Verde Point is a self-described “luxury apartment” complex with a rooftop pool and “personal wine storage” that is currently accepting public housing assistance recipients who will live there practically for free, courtesy of the taxpayers — at least until they become gainfully employed and their incomes rise. That’s when the pool parties and wine tastings end and they will have to downgrade to a more middle-class abode.
The Gramercy is another luxury apartment, also in Arlington, Va., where holders of the federal vouchers formerly known as Section 8 can live, taking advantage of its “massage room and sauna” and “clubroom with bar.” Also included, according to its promotional materials, are a “first-class sports club,” “theater/screening room,” and computer room.

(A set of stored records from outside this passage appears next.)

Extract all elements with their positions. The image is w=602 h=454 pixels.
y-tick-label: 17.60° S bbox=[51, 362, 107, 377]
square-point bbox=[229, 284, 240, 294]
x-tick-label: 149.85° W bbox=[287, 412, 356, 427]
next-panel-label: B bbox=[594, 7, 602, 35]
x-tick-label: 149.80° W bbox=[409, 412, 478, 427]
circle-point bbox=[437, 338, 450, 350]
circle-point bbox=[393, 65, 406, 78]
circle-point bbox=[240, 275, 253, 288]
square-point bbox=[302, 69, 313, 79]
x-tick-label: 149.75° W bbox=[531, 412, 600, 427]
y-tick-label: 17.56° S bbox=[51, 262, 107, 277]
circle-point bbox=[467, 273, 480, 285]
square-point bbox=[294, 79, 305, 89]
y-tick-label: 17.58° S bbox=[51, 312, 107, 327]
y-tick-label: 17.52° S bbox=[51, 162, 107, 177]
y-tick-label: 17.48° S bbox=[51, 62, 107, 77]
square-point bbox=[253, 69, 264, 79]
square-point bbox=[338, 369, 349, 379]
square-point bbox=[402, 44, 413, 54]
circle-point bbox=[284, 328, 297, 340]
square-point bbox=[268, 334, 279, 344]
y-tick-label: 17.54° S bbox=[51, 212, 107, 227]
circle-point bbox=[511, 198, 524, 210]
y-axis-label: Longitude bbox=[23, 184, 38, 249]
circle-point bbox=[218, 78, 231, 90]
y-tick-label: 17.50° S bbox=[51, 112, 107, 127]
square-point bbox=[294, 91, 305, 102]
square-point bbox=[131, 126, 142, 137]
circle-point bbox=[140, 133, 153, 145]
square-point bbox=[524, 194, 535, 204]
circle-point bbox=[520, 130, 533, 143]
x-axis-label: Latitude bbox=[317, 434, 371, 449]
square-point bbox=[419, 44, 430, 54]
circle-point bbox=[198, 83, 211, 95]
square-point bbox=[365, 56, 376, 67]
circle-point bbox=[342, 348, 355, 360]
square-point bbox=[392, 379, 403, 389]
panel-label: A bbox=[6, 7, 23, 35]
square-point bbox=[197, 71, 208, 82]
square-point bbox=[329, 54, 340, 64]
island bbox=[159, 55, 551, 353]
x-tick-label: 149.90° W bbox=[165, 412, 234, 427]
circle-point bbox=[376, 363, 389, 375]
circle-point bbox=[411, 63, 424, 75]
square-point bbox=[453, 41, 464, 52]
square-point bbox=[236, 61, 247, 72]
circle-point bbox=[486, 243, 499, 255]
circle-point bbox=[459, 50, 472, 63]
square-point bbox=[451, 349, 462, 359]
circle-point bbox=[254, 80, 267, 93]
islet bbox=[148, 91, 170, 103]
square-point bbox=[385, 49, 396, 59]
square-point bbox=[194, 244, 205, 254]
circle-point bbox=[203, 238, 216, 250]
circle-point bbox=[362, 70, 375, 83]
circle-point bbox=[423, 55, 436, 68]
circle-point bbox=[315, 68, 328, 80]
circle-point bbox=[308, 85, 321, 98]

“Someone will actually come and do a manicure right in your home,” its promotional video says, adding that the units have “Berber carpet, GE stainless steel appliances, granite countertops.” There are 20 residences at the Gramercy set aside as “affordable,” and where Section 8 can be used.
… Parc Rosslyn has a whopping 101 units set aside. It also has a rooftop pool and other amenities common in luxury buildings. In exchange for government subsidies, its operators rent the 101 units at lower-than-normal rates, which can still reach as high as $1,000 a month.
Those units can also be filled, however, by the vouchers wherein the federal government picks up most of the tab. Recipients pay 30 percent of their income, and lose their vouchers if their income increases too much.
So taxpayers are going to pay for people to live in luxury apartments that they can’t actually afford, all because the welfare recipients are lucky enough to not have a job? And we wonder why people on welfare are so hesitant to better their situations.